AMD A10 5800K review -
Turbo core and North bridge
Turbo Core 3.0
A feature that started at AMD's Phenom II Hexacore processors is of course AMD Turbo Core. Llano got it, and now Trinity APUs will get AMD Turbo Core enabled as well and that means that the processor can throttle the clock frequency of the CPU cores independently above the base clock frequency for a short period of time. We are now at revision 3.0 of this implementation.
The APU constantly measures factors like threaded workload, power limitations, voltages and heat levels for both the CPU and GPU. Based on algorithms, the clock frequency of the CPU cores will change. If you are using Photoshop and apply a filter, then for a short burst the Turbo Core mode will kick in and accelerate the CPU cores' clock frequency a little higher. Should you use the GPU in Photoshop (creates more load/heat) then that Turbo mode forfeits and makes sure the processor cores remain at their reference clock frequency.
The A10-5800K APU for example has a base clock of 3800 MHz but it can Turbo towards 4200 MHz. Revision 3.0 of the Turbo has been implemented to be as efficient as can be, the CPU and GPU will switch really clever in-between themselves. If you need a little more CPU power, then the GPU will get a little less. The second the GPU needs a little more juice, the CPU can clock down a notch.

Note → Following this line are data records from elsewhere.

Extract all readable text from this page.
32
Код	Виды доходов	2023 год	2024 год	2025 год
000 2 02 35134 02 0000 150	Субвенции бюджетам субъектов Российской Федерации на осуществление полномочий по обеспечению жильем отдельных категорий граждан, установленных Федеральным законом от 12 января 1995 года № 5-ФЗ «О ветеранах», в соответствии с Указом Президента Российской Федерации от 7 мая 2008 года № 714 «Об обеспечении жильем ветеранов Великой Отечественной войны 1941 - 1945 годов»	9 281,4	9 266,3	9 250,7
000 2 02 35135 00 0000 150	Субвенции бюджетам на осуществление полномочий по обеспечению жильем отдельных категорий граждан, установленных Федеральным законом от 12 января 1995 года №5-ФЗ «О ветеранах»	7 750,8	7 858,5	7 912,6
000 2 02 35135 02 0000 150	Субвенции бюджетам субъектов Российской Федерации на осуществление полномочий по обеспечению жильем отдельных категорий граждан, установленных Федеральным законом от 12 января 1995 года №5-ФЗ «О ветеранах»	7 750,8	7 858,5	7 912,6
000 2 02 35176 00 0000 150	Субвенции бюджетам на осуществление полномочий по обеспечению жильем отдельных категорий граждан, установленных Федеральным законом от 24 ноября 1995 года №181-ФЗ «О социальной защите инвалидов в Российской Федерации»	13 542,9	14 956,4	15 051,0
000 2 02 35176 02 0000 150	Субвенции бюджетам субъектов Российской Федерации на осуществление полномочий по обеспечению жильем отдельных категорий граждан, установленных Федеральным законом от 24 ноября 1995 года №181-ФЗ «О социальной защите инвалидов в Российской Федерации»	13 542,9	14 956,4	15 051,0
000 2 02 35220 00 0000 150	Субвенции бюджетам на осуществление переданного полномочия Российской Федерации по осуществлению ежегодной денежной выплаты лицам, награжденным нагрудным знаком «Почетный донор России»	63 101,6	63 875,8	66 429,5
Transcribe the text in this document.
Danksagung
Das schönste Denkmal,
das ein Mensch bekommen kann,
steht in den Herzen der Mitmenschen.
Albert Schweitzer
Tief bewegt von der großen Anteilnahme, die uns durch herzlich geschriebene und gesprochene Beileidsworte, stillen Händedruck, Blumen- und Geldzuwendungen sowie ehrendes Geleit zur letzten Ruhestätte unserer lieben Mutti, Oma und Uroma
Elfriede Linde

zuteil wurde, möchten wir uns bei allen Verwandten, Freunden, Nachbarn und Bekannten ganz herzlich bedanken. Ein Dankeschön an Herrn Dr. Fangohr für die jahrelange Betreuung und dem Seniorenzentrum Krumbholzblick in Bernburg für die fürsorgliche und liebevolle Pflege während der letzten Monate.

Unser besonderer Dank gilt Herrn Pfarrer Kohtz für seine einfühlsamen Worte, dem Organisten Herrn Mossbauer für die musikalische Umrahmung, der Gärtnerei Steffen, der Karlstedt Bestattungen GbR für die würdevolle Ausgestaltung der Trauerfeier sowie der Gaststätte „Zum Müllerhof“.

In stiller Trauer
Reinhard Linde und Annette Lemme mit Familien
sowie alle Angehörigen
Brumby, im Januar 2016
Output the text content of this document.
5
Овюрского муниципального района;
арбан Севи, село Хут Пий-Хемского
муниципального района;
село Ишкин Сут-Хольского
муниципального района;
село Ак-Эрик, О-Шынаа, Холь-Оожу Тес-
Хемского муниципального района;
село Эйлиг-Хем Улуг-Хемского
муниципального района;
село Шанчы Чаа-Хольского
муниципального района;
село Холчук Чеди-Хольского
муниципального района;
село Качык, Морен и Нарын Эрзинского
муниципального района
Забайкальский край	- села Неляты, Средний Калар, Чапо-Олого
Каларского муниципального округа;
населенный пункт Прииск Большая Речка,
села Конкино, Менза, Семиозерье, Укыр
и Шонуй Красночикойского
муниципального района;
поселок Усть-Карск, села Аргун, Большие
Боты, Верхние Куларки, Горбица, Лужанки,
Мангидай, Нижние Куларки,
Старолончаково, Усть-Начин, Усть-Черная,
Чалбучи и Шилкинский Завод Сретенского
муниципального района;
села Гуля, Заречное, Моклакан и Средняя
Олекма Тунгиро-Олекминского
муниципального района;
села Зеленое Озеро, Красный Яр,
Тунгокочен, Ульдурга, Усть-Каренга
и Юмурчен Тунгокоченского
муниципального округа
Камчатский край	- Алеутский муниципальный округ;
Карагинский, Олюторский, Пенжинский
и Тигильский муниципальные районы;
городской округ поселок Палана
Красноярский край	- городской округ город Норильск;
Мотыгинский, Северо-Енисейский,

We explained that the APU architecture has a lot more inside of it than just the CPU and GPU, there's core logic for the UVD engine but also high-level Northbridge functionality including a PCI-Express 2.0 controller and a dual-channel DDR3 memory controller.
That memory controller is again based on the Bulldozer architecture but optimized to support higher frequency memory. This was needed to give the GPU harbored inside the A10 APU as much memory bandwidth as possible.
So, straight out of the box higher memory DDR3 frequencies are supported. The Trinity dual-channel memory controller as such supports DDR3 memory up-to 1866 MHz. Hey, for graphics the generic rule is simple; the faster the frame buffer memory the better.
Integrated into Llano's Northbridge is also a PCI-Express 2.0 controller that comes with 24 available lanes. You can use 16 for a dedicated graphics card.
Four PCI-Express lanes will be used connecting to the FCH chipset, the data that has to be sent back and forth between the Trinity APU and the FCH (SouthBridge Fusion Controller Hub) uses a so-called UMI link which is basically a fourth PCI Express x4 interface that provides 2GB/s worth of bandwidth in each direction.
The residual four links can be used for extra controllers like audio, Ethernet or USB 3.0.